Mart 2024’te, bir başka Amerikan şirketi Liberty Petroleum’un yan şirketi olan PetroQuest Africa Corporation, Somali Federal Hükümeti ile 3 parsel için üretim paylaşım anlaşması imzaladı.
Kaynak: libertypetroleumcorporation.com
TÜRKİYE SOMALİ’DE PETROL VE DOĞALGAZ ARAYACAK
Mart 2024’te dikkat çeken diğer bir konu da Somali ile Türkiye arasında denizlerde petrol ve gaz arama ve üretim konusunda bir iş birliği anlaşması imzalanmasıydı. Bu anlaşma Türkiye Enerji ve Tabii Kaynaklar Bakanı ve Somali Petrol ve Maden Kaynakları Bakanının Temmuz 2024’te Somali açıklarında 3 parsel için üretim paylaşım anlaşması imzalanması ile somutlaştı. Medyada yer alan haberlere göre parsellerin ikisi kıyıdan yaklaşık 50 kilometre, diğeri ise kıyıdan 100 kilometre uzaklıktaymış. (Parsellerin numaraları yok mu? Harita üstünde gösteren oldu mu?).
Oruç Reis gemisinin yakın bir zamanda bölgeye giderek sismik araştırmalara başlaması bekleniyor. Eğer aceleye getirilmez ise birkaç yıl içinde bu parsellerden umarız güzel sürprizler alırız.
Somali ile Türkiye arasındaki petrol aramacılığına ilişkin anlaşma, iki ülke arasındaki ikili ilişkilerin güçlendirilmesine ve Türkiye’nin siyasi ve ekonomik açıdan bölgedeki etkisinin artmasına yardımcı olacaktır. Diğer yandan, Türkiye’nin yurtdışında açık deniz arama, geliştirme ve üretme projelerine dahil olması yönünde stratejik bir adımdır.

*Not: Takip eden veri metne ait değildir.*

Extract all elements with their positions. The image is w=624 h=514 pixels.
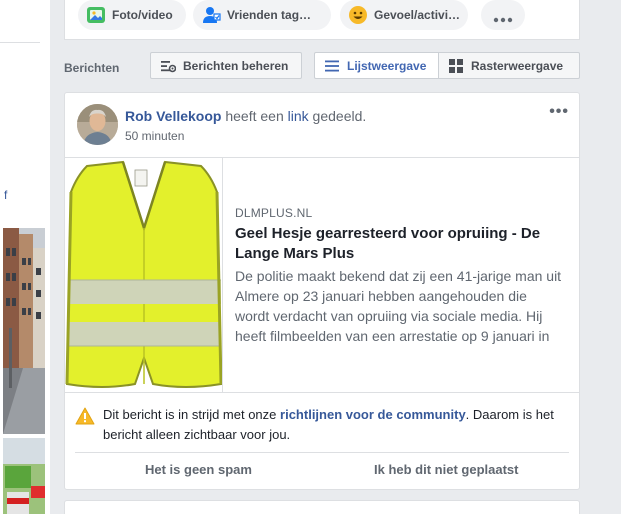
more-horizontal-icon: ••• bbox=[549, 103, 569, 120]
feeling-icon bbox=[348, 5, 368, 25]
post-timestamp[interactable]: 50 minuten bbox=[125, 129, 184, 143]
action-text-pre: heeft een bbox=[225, 108, 284, 124]
manage-posts-label: Berichten beheren bbox=[183, 58, 289, 73]
link-preview[interactable]: DLMPLUS.NL Geel Hesje gearresteerd voor … bbox=[65, 157, 579, 393]
not-posted-button[interactable]: Ik heb dit niet geplaatst bbox=[374, 462, 518, 477]
more-horizontal-icon bbox=[493, 12, 513, 23]
view-toggle-group: Lijstweergave Rasterweergave bbox=[314, 52, 580, 79]
list-view-button[interactable]: Lijstweergave bbox=[314, 52, 439, 79]
link-description: De politie maakt bekend dat zij een 41-j… bbox=[235, 268, 562, 344]
warning-text: Dit bericht is in strijd met onze richtl… bbox=[103, 405, 573, 445]
list-view-icon bbox=[324, 58, 340, 74]
warning-icon bbox=[75, 407, 95, 425]
manage-posts-button[interactable]: Berichten beheren bbox=[150, 52, 302, 79]
photo-video-label: Foto/video bbox=[112, 8, 173, 22]
not-spam-button[interactable]: Het is geen spam bbox=[145, 462, 252, 477]
photo-video-button[interactable]: Foto/video bbox=[78, 0, 186, 30]
post-composer: Foto/video Vrienden tag… Gevoel/activi… bbox=[64, 0, 580, 40]
post-header: Rob Vellekoop heeft een link gedeeld. bbox=[125, 108, 366, 124]
left-link[interactable]: f bbox=[4, 188, 7, 202]
feeling-activity-label: Gevoel/activi… bbox=[374, 8, 461, 22]
list-view-label: Lijstweergave bbox=[347, 58, 427, 73]
tag-friends-button[interactable]: Vrienden tag… bbox=[193, 0, 331, 30]
tag-friends-icon bbox=[201, 5, 221, 25]
grid-view-button[interactable]: Rasterweergave bbox=[438, 52, 580, 79]
post-card: Rob Vellekoop heeft een link gedeeld. 50… bbox=[64, 92, 580, 490]
author-name[interactable]: Rob Vellekoop bbox=[125, 108, 221, 124]
link-thumbnail[interactable] bbox=[65, 158, 223, 392]
settings-sliders-icon bbox=[160, 58, 177, 74]
feeling-activity-button[interactable]: Gevoel/activi… bbox=[340, 0, 468, 30]
divider bbox=[75, 452, 569, 453]
grid-view-label: Rasterweergave bbox=[471, 58, 564, 73]
action-text-post: gedeeld. bbox=[312, 108, 367, 124]
next-post-card bbox=[64, 500, 580, 514]
yellow-vest-image bbox=[65, 158, 222, 392]
canal-houses-photo[interactable] bbox=[3, 228, 45, 434]
more-options-button[interactable] bbox=[481, 0, 525, 30]
election-posters-photo[interactable] bbox=[3, 438, 45, 514]
photo-video-icon bbox=[86, 5, 106, 25]
community-guidelines-link[interactable]: richtlijnen voor de community bbox=[280, 407, 466, 422]
link-title[interactable]: Geel Hesje gearresteerd voor opruiing - … bbox=[235, 224, 569, 264]
posts-section-label: Berichten bbox=[64, 61, 120, 75]
grid-view-icon bbox=[448, 58, 464, 74]
tag-friends-label: Vrienden tag… bbox=[227, 8, 312, 22]
action-link[interactable]: link bbox=[288, 108, 309, 124]
warning-text-pre: Dit bericht is in strijd met onze bbox=[103, 407, 277, 422]
divider bbox=[0, 42, 40, 43]
avatar[interactable] bbox=[77, 104, 118, 145]
post-options-button[interactable]: ••• bbox=[549, 103, 569, 121]
left-column: f bbox=[0, 0, 50, 514]
link-domain: DLMPLUS.NL bbox=[235, 206, 313, 220]
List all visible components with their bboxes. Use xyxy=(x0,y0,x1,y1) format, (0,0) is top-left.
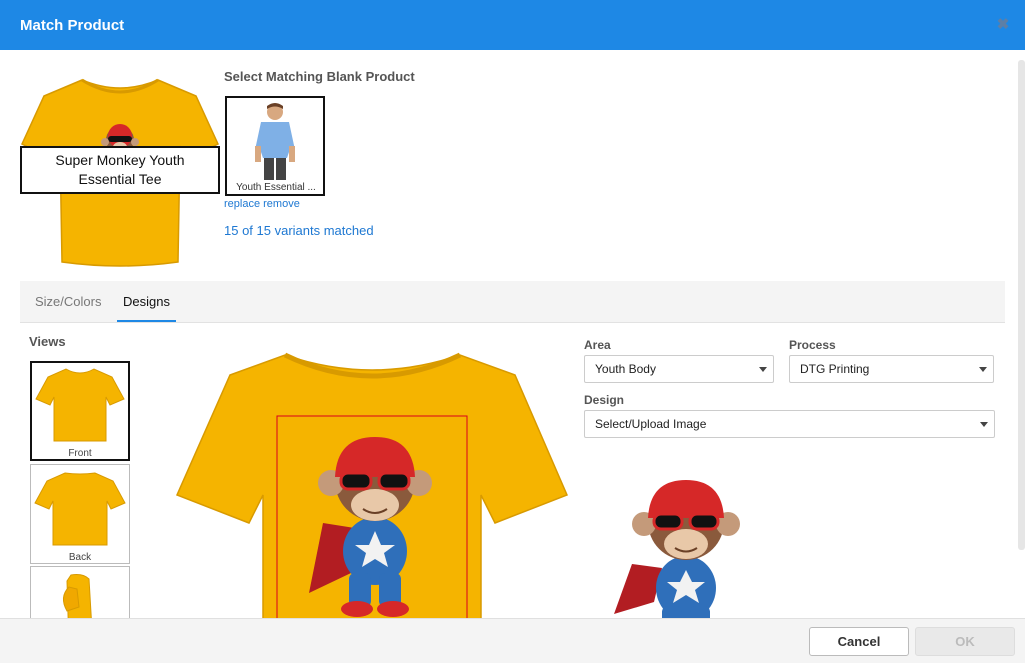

Yakın gelecekte gerek Somali içindeki ayrılıkçılarla gerekse Somali’nin komşularıyla karşı karşıya kalacağı sorunlarda Türkiye’nin izleyeceği tutum ve Somali ile olan ilişkisinin başarısı, Türkiye’yi Afrika kıtası ile daha geniş bir etkileşime geçmeye motive edebilir. Böylece, kıtanın değişen jeopolitiği üzerinde daha etkin, derin ve kalıcı bir etkiye sahip olması sağlanarak Türkiye’nin Afrika’da uzun vadeli bir güç olarak damgasını vurmasının yolu açılabilir. Çünkü bir çok konuda gelecek Afrika’da yatıyor!